A three-judge panel of the 1st District Court of Appeal, in a 19-page decision, overturned a Leon County circuit judge's ruling that would have invalidated the closely watched rate hike.
The case, filed by James F. Fee Jr., a Miami attorney who represents injured workers, has focused heavily on the activities of the National Council on Compensation Insurance, an organization that files rate proposals with the state for insurers.
Leon County Circuit Judge Karen Gievers ruled in November that the organization, commonly known as NCCI, did not comply with the Sunshine Law last year in the lead-up to the state Office of Insurance Regulation approving the 14.5 percent rate hike.
Gievers pointed, in part, to a state law that requires open meetings when rating organizations, such as NCCI, hold committee meetings to discuss workers' compensation rate changes.
But the appeals court Tuesday rejected Gievers' conclusions. The court said, for example, that NCCI did not use a committee in determining proposed rate hikes — and, as a result, was not subject to the Sunshine Law requirement dealing with committee meetings. The court said an NCCI actuary, Jay Rosen, did rate determinations in Florida.

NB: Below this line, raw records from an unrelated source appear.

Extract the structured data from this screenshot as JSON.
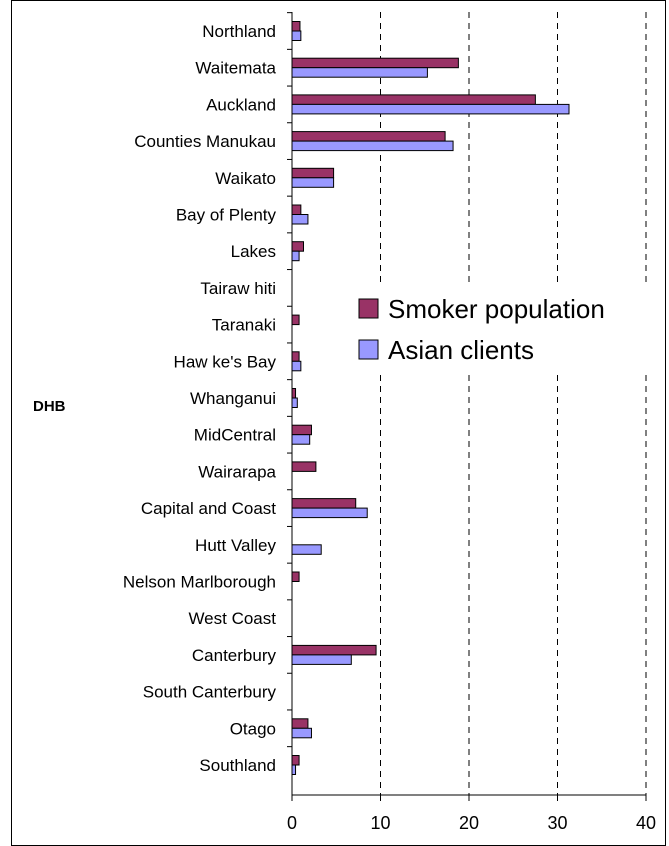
{
  "chart_data": {
    "type": "bar",
    "orientation": "horizontal",
    "ylabel": "DHB",
    "xlabel": "",
    "categories": [
      "Northland",
      "Waitemata",
      "Auckland",
      "Counties Manukau",
      "Waikato",
      "Bay of Plenty",
      "Lakes",
      "Tairaw hiti",
      "Taranaki",
      "Haw ke's Bay",
      "Whanganui",
      "MidCentral",
      "Wairarapa",
      "Capital and Coast",
      "Hutt Valley",
      "Nelson Marlborough",
      "West Coast",
      "Canterbury",
      "South Canterbury",
      "Otago",
      "Southland"
    ],
    "series": [
      {
        "name": "Smoker population",
        "color": "#993366",
        "values": [
          0.9,
          18.8,
          27.5,
          17.3,
          4.7,
          1.0,
          1.3,
          0.0,
          0.8,
          0.8,
          0.4,
          2.2,
          2.7,
          7.2,
          0.0,
          0.8,
          0.0,
          9.5,
          0.0,
          1.8,
          0.8
        ]
      },
      {
        "name": "Asian clients",
        "color": "#9999FF",
        "values": [
          1.0,
          15.3,
          31.3,
          18.2,
          4.7,
          1.8,
          0.8,
          0.0,
          0.0,
          1.0,
          0.6,
          2.0,
          0.0,
          8.5,
          3.3,
          0.0,
          0.0,
          6.7,
          0.0,
          2.2,
          0.4
        ]
      }
    ],
    "xlim": [
      0,
      40
    ],
    "xticks": [
      "0",
      "10",
      "20",
      "30",
      "40"
    ],
    "gridlines": "vertical-dashed",
    "legend_position": "right-middle"
  }
}
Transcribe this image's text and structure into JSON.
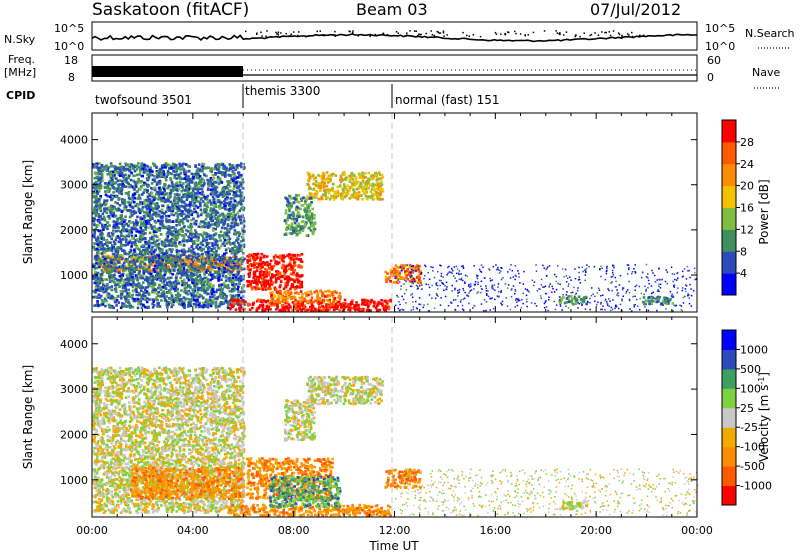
{
  "header": {
    "station": "Saskatoon (fitACF)",
    "beam": "Beam 03",
    "date": "07/Jul/2012"
  },
  "strips": {
    "nsky_label": "N.Sky",
    "nsky_ticks": [
      "10^5",
      "10^0"
    ],
    "nsearch_label": "N.Search",
    "nsearch_ticks": [
      "10^5",
      "10^0"
    ],
    "freq_label_1": "Freq.",
    "freq_label_2": "[MHz]",
    "freq_ticks": [
      "18",
      "8"
    ],
    "nave_label": "Nave",
    "nave_ticks": [
      "60",
      "0"
    ],
    "cpid_label": "CPID",
    "cpid_segments": [
      {
        "label": "twofsound 3501",
        "start_hour": 0,
        "end_hour": 6
      },
      {
        "label": "themis 3300",
        "start_hour": 6,
        "end_hour": 12
      },
      {
        "label": "normal (fast) 151",
        "start_hour": 12,
        "end_hour": 24
      }
    ]
  },
  "chart_data": [
    {
      "type": "heatmap",
      "name": "power",
      "ylabel": "Slant Range [km]",
      "xlabel": "",
      "xlim": [
        0,
        24
      ],
      "ylim": [
        180,
        4590
      ],
      "y_ticks": [
        1000,
        2000,
        3000,
        4000
      ],
      "colorbar_label": "Power [dB]",
      "colorbar_ticks": [
        "28",
        "24",
        "20",
        "16",
        "12",
        "8",
        "4"
      ],
      "colors": [
        "#0000ff",
        "#2a4bb8",
        "#3f8f60",
        "#7fbf3f",
        "#f2c200",
        "#ff8c00",
        "#ff5a00",
        "#ff0000"
      ],
      "regions": [
        {
          "t0": 0.2,
          "t1": 5.9,
          "r0": 1100,
          "r1": 1450,
          "level": 0.7
        },
        {
          "t0": 0.0,
          "t1": 6.0,
          "r0": 300,
          "r1": 3500,
          "level": 0.25
        },
        {
          "t0": 6.1,
          "t1": 8.3,
          "r0": 700,
          "r1": 1500,
          "level": 0.95
        },
        {
          "t0": 5.4,
          "t1": 11.8,
          "r0": 190,
          "r1": 480,
          "level": 0.95
        },
        {
          "t0": 7.0,
          "t1": 9.8,
          "r0": 420,
          "r1": 680,
          "level": 0.75
        },
        {
          "t0": 8.5,
          "t1": 11.5,
          "r0": 2700,
          "r1": 3300,
          "level": 0.55
        },
        {
          "t0": 7.6,
          "t1": 8.8,
          "r0": 1900,
          "r1": 2800,
          "level": 0.35
        },
        {
          "t0": 11.6,
          "t1": 13.0,
          "r0": 850,
          "r1": 1250,
          "level": 0.75
        },
        {
          "t0": 12.0,
          "t1": 24.0,
          "r0": 200,
          "r1": 1250,
          "level": 0.12
        },
        {
          "t0": 18.5,
          "t1": 19.6,
          "r0": 380,
          "r1": 560,
          "level": 0.35
        },
        {
          "t0": 21.8,
          "t1": 23.0,
          "r0": 380,
          "r1": 560,
          "level": 0.3
        }
      ]
    },
    {
      "type": "heatmap",
      "name": "velocity",
      "ylabel": "Slant Range [km]",
      "xlabel": "Time UT",
      "xlim": [
        0,
        24
      ],
      "ylim": [
        180,
        4590
      ],
      "x_ticks": [
        "00:00",
        "04:00",
        "08:00",
        "12:00",
        "16:00",
        "20:00",
        "00:00"
      ],
      "y_ticks": [
        1000,
        2000,
        3000,
        4000
      ],
      "colorbar_label": "Velocity [m s^-1]",
      "colorbar_ticks": [
        "1000",
        "500",
        "100",
        "25",
        "-25",
        "-100",
        "-500",
        "-1000"
      ],
      "colors": [
        "#ff0000",
        "#ff5a00",
        "#ff8c00",
        "#f2a900",
        "#c8c8c8",
        "#7fd23f",
        "#3f9f5f",
        "#2a4bb8",
        "#0000ff"
      ],
      "regions": [
        {
          "t0": 0.0,
          "t1": 6.0,
          "r0": 300,
          "r1": 3500,
          "level": 0.5
        },
        {
          "t0": 1.5,
          "t1": 6.0,
          "r0": 600,
          "r1": 1300,
          "level": 0.3
        },
        {
          "t0": 6.1,
          "t1": 9.5,
          "r0": 600,
          "r1": 1500,
          "level": 0.27
        },
        {
          "t0": 5.4,
          "t1": 11.8,
          "r0": 190,
          "r1": 480,
          "level": 0.28
        },
        {
          "t0": 7.0,
          "t1": 9.8,
          "r0": 420,
          "r1": 1100,
          "level": 0.68
        },
        {
          "t0": 8.5,
          "t1": 11.5,
          "r0": 2700,
          "r1": 3300,
          "level": 0.5
        },
        {
          "t0": 7.6,
          "t1": 8.8,
          "r0": 1900,
          "r1": 2800,
          "level": 0.5
        },
        {
          "t0": 11.6,
          "t1": 13.0,
          "r0": 850,
          "r1": 1250,
          "level": 0.26
        },
        {
          "t0": 12.0,
          "t1": 24.0,
          "r0": 200,
          "r1": 1250,
          "level": 0.5
        },
        {
          "t0": 18.5,
          "t1": 19.6,
          "r0": 380,
          "r1": 560,
          "level": 0.5
        }
      ]
    }
  ]
}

“This unique extension of the Sunshine Law applies only when the rate-determination committee of a rating organization meets to determine workers' compensation insurance rates,” said the decision, written by appeals-court Judge Lori Rowe and joined by judges Susan Kelsey and Harvey Jay. “NCCI argues, and it is undisputed, that no committee at NCCI has been charged with the responsibility for determining worker's compensation insurance rates in over 25 years.”
The 14.5 percent rate hike, approved by regulators in October, has been part of a high-profile debate during the past year about Florida workers' compensation system. The debate largely stemmed from two Florida Supreme Court rulings last spring that found parts of the workers' compensation system unconstitutional, including a law that strictly limited the fees paid to injured workers' attorneys.
After the rulings, NCCI initially requested a 19.6 percent rate increase for workers' compensation insurers. Regulators later approved the smaller 14.5 percent hike, which began to take effect Dec. 1.
Though Gievers said the rate increase should be invalidated, it was allowed to move forward as NCCI and the Office of Insurance Regulation pursued the appeal.
Meanwhile, business groups lobbied the Legislature to revamp workers' compensation insurance laws to reduce rates. That effort failed last week when the House and Senate could not agree on key issues such as limiting attorney fees.